8. Which companies are hot right now?
"Hot" is a relative term in the wireless sector these days. Many companies have seen their share prices evaporate into the same thin air as their technology. Though usage is growing—Jupiter Research estimates a market of 110 million cell-phone users in the U.S. at the end of 2000 (up from 85 million in 1999)—shares of companies like Nokia and Motorola saw year-end drops of 30 percent and 60 percent, respectively, from their 52-week highs.
Still, some companies are enjoying buzz, notwithstanding their beaten-down stocks. The Stamford, Connecticut–based i3 Mobile delivers customized information to data-ready cell phones, PDAs, or pagers. Offering content from such stalwarts as ABCNews.com, ESPN.com, and Dow Jones, the company has distribution agreements with the likes of Verizon Wireless and AT&T. Other Wall Street favorites include Research in Motion, which produces the popular BlackBerry pagers and handhelds, and OmniSky, which provides cellular data modems for Palms and Pocket PCs.
9. All right, so how can a person get filthy rich off of all this?

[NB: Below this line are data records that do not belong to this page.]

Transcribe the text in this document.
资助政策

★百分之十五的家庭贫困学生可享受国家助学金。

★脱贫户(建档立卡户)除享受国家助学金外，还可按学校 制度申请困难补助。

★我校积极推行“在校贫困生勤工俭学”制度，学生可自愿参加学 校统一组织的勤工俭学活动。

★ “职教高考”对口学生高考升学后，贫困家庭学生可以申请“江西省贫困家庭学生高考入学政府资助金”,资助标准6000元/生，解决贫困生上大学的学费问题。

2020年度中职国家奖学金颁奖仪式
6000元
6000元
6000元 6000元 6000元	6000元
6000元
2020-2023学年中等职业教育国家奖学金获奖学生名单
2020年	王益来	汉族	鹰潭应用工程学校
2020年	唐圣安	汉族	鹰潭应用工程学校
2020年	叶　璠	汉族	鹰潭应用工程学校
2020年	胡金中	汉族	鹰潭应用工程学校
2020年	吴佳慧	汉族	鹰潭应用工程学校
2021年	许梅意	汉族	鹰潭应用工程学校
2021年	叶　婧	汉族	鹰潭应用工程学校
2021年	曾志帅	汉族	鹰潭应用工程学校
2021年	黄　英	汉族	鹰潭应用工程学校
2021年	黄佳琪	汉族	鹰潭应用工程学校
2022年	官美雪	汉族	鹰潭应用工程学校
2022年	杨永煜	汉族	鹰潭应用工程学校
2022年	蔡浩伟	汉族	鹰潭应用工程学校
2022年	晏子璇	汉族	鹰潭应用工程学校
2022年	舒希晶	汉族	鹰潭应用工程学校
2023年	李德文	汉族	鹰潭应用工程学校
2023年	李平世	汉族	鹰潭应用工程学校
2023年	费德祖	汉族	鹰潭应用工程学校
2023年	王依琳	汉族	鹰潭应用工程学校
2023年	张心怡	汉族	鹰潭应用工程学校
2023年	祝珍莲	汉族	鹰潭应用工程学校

If you're investing, you might want to look toward the "arms dealers" of the industry. Microsoft sold arms for the PC revolution. Network-routing giant Cisco and server shop Sun sold arms for the Internet revolution. John Bensche, a wireless analyst at Lehman Brothers, thinks the tower makers are the way to go when it comes to wireless. Among his favorites: American Tower (AMT), SBA Communications (SBAC), Crown Castle International (TWRS), and SpectraSite Communications (SITE). All of these companies build, own, lease, or manage wireless and broadcast communications towers. Without their extensive network of hulking towers and in-building facilities, the only message your cell phone will display is of the "No service" variety. "They're going to win no matter what happens," says Bensche.
10. Which companies will be tomorrow's leaders?
No doubt, the wireless industry will go through the same consolidation that the Internet industry has, but some analysts have a relatively clear vision of the future wireless big guns. In short, think carriers. Companies like Verizon, AT&T Wireless, Sprint PCS, Cingular, Nextel, and VoiceStream—which is to say, all the major wireless network operators—will have a tremendous amount of power. For one thing, they'll have complete say over what information goes over their "pipes." If an e-commerce site, day-trading service, or anything else wants to be accessible to mobile users, guess who they'll have to talk to? It's comparable to the situation in cable television, where carriage on the right systems can make or break a new channel. Furthermore, wireless networks aren't regulated like the wireline providers—the Baby Bells—by the FCC. That means they're not subject to government stiff-arming, and thus enjoy tremendous control and bargaining power when it comes to their networks. It's not hard to envision a situation in which everything a consumer bought through a wireless device simply showed up on his phone bill. This would give carriers what would amount to a giant cut of the business traditionally handled by credit card companies. And that's not hype.